Rock the vote
After two years of discussions, the OGC invited members with voting rights to vote on the candidate standard in early May 2013, but the process stalled within a matter of days in the face of several ‘no’ votes.
Behind the scenes, both advocates and opponents of Esri’s proposed standard oiled up their lobbying machines, despite OGC overtures to avoid any inflammatory activity that would threaten the progress of the vote.
Esri employees, wising up to the opposition swelling around their proposal, took the extraordinary step of personally lobbying customers that were OGC voting members, insisting that any objections were without merit.
Shorter, meanwhile, grew increasingly concerned that government users of Esri software would not have the time to investigate the matter fully, and that many would yield to pressure from internal users wedded to the ArcGIS product. His fear was that while a ‘yes’ vote from these organisations would see Esri’s proposal approved, any decision to abstain from voting would also invariably tip the numbers in Esri’s favour.
Shorter embarked on some last minute lobbying of his own. A broad mix of competitors, open source advocates and concerned government officials - most of whom were OSGeo members - were asked to consider signing an open letter to the standards body expressing their objections. This was eventually signed by some 135 individuals and stated a list of reasons why Esri’s proposal should be rejected.
These efforts now appear to have borne fruit.
Last week, a member of the OGC’s Standards Working Group (SWG) passed a motion to withdraw the specification from the OGC standards process - a motion which was unanimously accepted.
If there are no objections from the OGC’s Technical Committee before Friday, June 7, the specification is withdrawn. (If there are objections, the motion becomes the subject of an electronic vote.) A representative of the OGC has told iTnews there have been no objections to date.

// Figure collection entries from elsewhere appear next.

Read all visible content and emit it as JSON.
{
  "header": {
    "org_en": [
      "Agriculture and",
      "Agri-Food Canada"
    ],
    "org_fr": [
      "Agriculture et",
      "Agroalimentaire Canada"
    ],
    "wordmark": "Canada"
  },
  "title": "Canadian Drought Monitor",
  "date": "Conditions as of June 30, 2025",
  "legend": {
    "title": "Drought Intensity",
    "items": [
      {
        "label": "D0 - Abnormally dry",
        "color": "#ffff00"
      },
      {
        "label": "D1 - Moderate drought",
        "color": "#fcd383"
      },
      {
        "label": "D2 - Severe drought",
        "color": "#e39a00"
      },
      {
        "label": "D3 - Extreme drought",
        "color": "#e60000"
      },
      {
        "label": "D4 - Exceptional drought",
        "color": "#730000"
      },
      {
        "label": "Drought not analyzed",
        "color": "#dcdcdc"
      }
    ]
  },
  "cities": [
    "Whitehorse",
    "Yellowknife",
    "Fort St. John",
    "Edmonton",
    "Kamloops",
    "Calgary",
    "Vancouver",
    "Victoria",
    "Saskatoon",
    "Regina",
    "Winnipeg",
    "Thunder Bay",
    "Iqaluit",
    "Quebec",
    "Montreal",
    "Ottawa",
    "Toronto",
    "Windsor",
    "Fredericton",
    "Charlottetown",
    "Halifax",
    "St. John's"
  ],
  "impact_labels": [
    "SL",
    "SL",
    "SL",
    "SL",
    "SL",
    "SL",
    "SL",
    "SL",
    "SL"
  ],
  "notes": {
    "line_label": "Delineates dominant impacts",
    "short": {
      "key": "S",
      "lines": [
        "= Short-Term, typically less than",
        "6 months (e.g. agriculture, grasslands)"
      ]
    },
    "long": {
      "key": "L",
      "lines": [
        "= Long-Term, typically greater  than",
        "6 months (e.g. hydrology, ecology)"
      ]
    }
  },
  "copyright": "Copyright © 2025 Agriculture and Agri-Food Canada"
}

It has since been revealed that the SWG member that put the motion forward was an employee and official representative of Esri (Keith Ryden), and the motion was seconded by a key Esri business partner.
This has even Esri's most staunch critics wondering whether this was an act of grace or cunning.
Representatives from Esri have been contacted on several occasions by iTnews to ask why the company chose to withdraw the proposal, to no avail.
The wording of the SWG’s motion offers some clues.
“Considering the breadth of discussion both internal and external to the OGC process since the vote announcement, the SWG members feel that the vote cannot continue until the many questions raised have been addressed,” the SWG wrote in the motion to withdraw the Esri specification.
“Issues regarding OGC process, vendor advantage, duplication of capabilities, etc. have now overshadowed technical discussions of the merits of the specification. By withdrawing the OGC GeoServices REST API candidate standard, the necessary discussions regarding OGC process, policy, and position can continue separately.
“Over the coming months there will be opportunities for OGC staff, members and the general public to engage in discussions related to policy and procedures, such as clear statements on openness and interoperability, overlapping standards, backwards compatibility and so forth.”